For this analysis, I use some 57 one-page case studies of open-book firms created and provided by the Great Game of Business, a group of consultants that train firms on adopting open-book management. I search each case study for details about each firm and its experience with open-book management and have manually compiled them into a qualitative dataset.
There is undoubtedly an inherent selection process to relying on the Great Game of Business case studies in which only the most successful adoptees are presented. Assuming, however, that GGOB has an incentive to showcase the broadest possible diversity of firms that have adopted open-book management, there is also a risk that the sample may not be truly representative.
Nonetheless, this represents a unique attempt to quantify the demographic characteristics of the types of firms that choose to pursue the more transparent and non-hierarchical leadership style that open-book management represents. All data is based on the year in which the Great Game of Business profiled the company
- Open-book firms can be found in many industries – but most are concentrated in the industrial or business services sectors.

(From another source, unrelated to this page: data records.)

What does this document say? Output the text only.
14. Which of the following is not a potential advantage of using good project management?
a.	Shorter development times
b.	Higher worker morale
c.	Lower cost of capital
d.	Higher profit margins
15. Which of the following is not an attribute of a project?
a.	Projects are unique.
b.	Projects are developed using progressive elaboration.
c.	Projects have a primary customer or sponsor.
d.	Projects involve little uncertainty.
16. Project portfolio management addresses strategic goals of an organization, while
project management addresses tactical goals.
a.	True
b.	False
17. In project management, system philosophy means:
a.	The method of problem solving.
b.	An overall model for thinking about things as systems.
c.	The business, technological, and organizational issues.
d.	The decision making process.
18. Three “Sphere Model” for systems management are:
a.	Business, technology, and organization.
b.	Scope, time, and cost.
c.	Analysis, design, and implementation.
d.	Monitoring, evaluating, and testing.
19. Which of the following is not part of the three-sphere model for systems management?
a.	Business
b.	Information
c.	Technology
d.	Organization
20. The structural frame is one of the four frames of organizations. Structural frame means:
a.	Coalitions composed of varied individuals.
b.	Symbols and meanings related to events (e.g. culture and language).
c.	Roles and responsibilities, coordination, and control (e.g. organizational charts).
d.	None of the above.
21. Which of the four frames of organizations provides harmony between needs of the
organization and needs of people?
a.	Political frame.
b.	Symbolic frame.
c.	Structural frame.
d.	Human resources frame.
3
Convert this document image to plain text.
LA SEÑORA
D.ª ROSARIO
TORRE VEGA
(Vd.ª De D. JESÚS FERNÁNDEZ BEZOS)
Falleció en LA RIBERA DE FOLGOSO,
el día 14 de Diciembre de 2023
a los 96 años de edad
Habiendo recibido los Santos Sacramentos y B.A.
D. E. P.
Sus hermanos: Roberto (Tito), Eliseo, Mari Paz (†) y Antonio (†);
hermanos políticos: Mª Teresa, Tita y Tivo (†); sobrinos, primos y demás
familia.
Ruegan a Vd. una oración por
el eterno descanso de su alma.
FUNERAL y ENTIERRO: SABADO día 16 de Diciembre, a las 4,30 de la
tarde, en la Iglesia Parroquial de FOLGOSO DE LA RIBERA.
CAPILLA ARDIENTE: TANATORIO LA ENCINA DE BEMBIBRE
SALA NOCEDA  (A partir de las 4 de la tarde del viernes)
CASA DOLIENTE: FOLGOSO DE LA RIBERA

- 81% of open book firms have less than $100m in sales.
- Most open-book firms have been founded in the past four decades – but some longer standing firms have converted, typically after a change in ownership.
- More than half of firms have less than 100 employees.
- Most firms are private or employee-owned.
- There is nearly equal representation among firms who adopted open book management in a distressed (major decline in sales or risk of bankruptcy), stagnant, or proactive context.
- The most common open-book management practices adopted were targeted, short-term bonuses; extensive business education for employees; scorecards; and huddles.
- The most common metrics of focus cited in the company case studies were sales and profits.
- It appears that a principal value of open-book management is improved forecasting and smaller variances from plan. This positive impact was cited by at least a quarter of firms studied.